金融プラットフォームとしての基盤と直近の動向
米国を中心に金融サービスプラットフォームを展開するロビンフッド・マーケッツ(HOOD)が、新たな成長分野への進出を図っている。同社はこれまで、株式や上場投資信託(ETF)、オプション、暗号資産などのブローカー業務やキャッシュマネジメントアプリを提供し、多くの投資家から支持を集めてきた。足元の市場データ(日本時間2026年4月11日時点)を見ると、メキシコ証券取引所(Biva)での同社株価は前日比1.72%安の1,199.00ペソで取引を終えた。1日の値幅は1,186.00から1,220.00ペソ(始値および前日終値はともに1,220.00ペソ)、52週間のレンジでは775.00から2,830.00ペソで推移している。時価総額は約1兆850億ペソに達し、株価収益率(PER)は33.59倍、株価純資産倍率(PBR)は6.82倍を示す。直近1年間のトータルリターンが35.72%と堅調な数字を記録する中、同社はさらなる収益基盤の強化を見据えている状況だ。
予測市場への本格参入と強気の収益見通し
急成長を遂げている事業領域の一つとして、ロビンフッドは現在「予測市場」への展開を積極的に進めている。この取り組みにおいて、同社は米国で規制当局の認可を受けている予測市場プラットフォーム「Kalshi(カルシ)」と提携を結んだ。これにより、ユーザーはスポーツの試合結果や選挙の動向にとどまらず、金融イベントや科学的な発見といった幅広い事象の結末に対して取引を行うことが可能になる。
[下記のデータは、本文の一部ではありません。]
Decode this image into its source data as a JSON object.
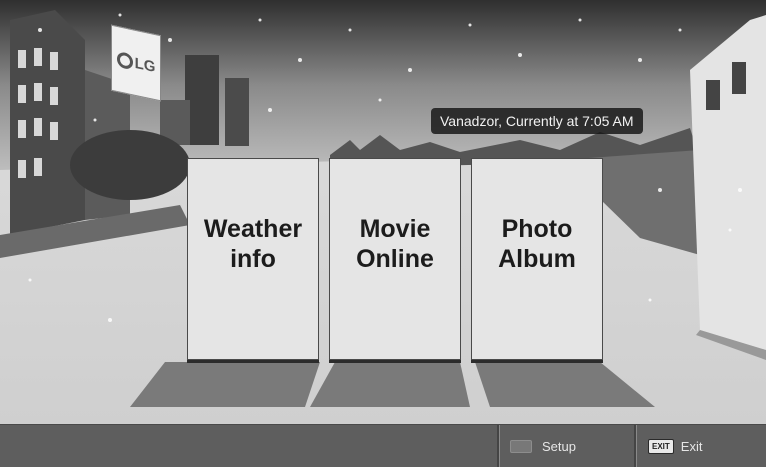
{
  "header": {
    "location_status": "Vanadzor, Currently at 7:05 AM",
    "logo_text": "LG"
  },
  "cards": [
    {
      "label_line1": "Weather",
      "label_line2": "info"
    },
    {
      "label_line1": "Movie",
      "label_line2": "Online"
    },
    {
      "label_line1": "Photo",
      "label_line2": "Album"
    }
  ],
  "bottom_bar": {
    "setup_label": "Setup",
    "exit_key_label": "EXIT",
    "exit_label": "Exit"
  }
}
ロビンフッド側はこれを極めて重要な成長分野と位置付けており、年間で約3億ドルもの収益を見込んでいるという。発行済株式数が約7億9000万株、株価売上高倍率(PSR)が13.75倍、そして30日平均出来高が4,798.17という現在の取引環境を踏まえると、この新事業に対する社内の期待値の高さがうかがえる。
不正操作を警戒した慎重なアプローチ
ただ、事業の拡大を手放しで進めているわけではない。法的リスクや顧客からの信頼低下を招きかねない特定の取引については、意図的に提供を見送るという慎重な姿勢も見せている。ロビンフッドUKの社長を務めるジョーダン・シンクレア氏は、リスクの高い領域を避ける方針を明言した。「すべての予測市場やイベント契約を網羅的に提供するわけではない」と彼は語る。実際、顧客の利益にふさわしくないと判断された取引は初期段階で除外されている。
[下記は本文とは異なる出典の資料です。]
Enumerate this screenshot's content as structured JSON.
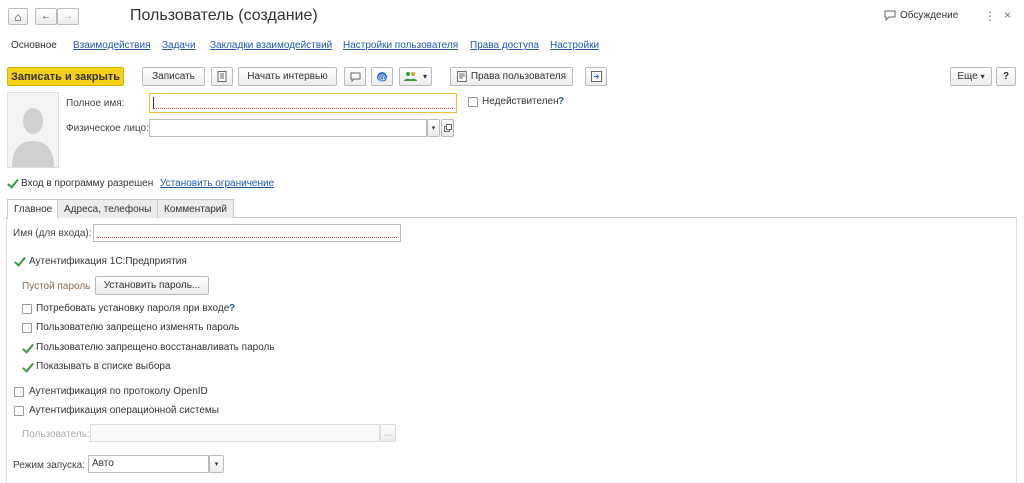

同社が特に警戒し、提供を拒否しているのが「言及市場(メンション・マーケット)」と呼ばれる分野だ。これは、政治家の演説や公的なイベントの中でどのような単語が発言されるかを予測して賭けるものを指す。シンクレア氏によれば、こうした契約は市場の不正操作やインサイダー取引といった重大な懸念に直結しやすい。収益の柱を育てながらも、プラットフォームとしての健全性を保つための厳格な取捨選択が行われている。